Hill’s training as a pastor has enhanced his work as a grassroots organizer throughout Memphis and Shelby County. He said his work has helped small businesses to grow locally.
“I’m running for Juvenile Court Clerk. I’m not running against anyone, but I’m simply running on my own record and the belief that our children need an advocate in that position. I believe that I am the best person to fill that office,” said Hill.
Mills laments that the messaging coming from Republicans has not been the best.
“The media has been able to characterize our party as a party of predominantly white men who are racist and homophobic,” said Mills, “and that has essentially stuck. We must do a better job reaching out to minorities and women. That’s where we are now in Shelby County.”
Black Republicans: More of the story
After the Civil War, most African-Americans were associated with the Republican Party. It was started by a group of abolitionists and the party of Lincoln.

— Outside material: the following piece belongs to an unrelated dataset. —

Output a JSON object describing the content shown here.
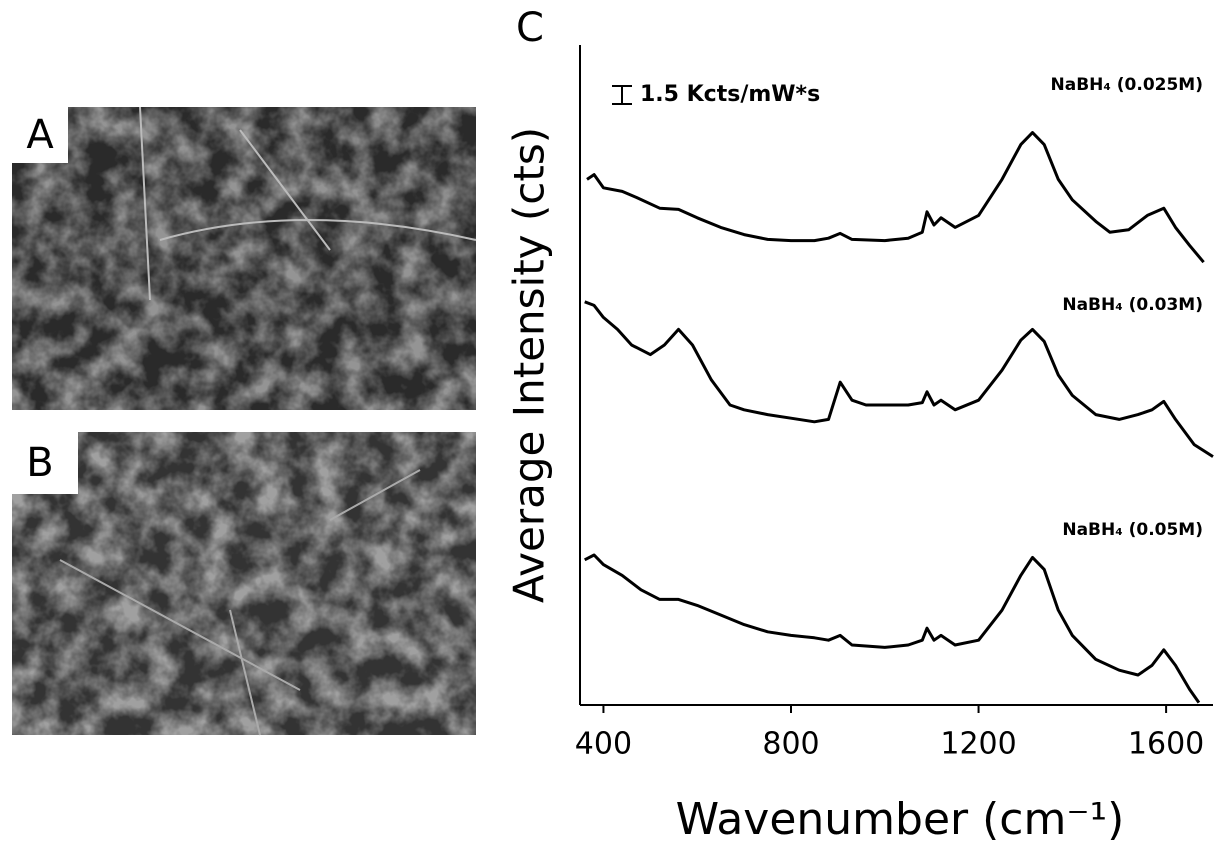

But things began to change during the Great Depression of the 1930s with President Franklin Roosevelt’s New Deal, a program that helped disadvantaged and minority communities find work. About 71 percent switched to the Democratic Party.
In 1948, another Democratic president, Harry S. Truman, ordered the desegregation of the military and signed an executive order against racial discrimination in federal employment, helping to retain much of the “black vote.”
According to Harvard professor Leah Wright Rigueur, who authored a book, “The Loneliness of the Black Republican,” “the friction between much of black America and the Republican Party, particularly regarding civil rights legislation and social programs, makes the position of the black Republican all the more difficult.”
For instance, a 2015 poll showed that “66 percent of white Republicans felt that the justice system treated African-Americans equally, compared to 10 percent of black Republicans.”
The number of police shootings by whites in the party were seen as just unfortunate incidents, rather than the result of systemic racist perceptions of black people by law enforcement.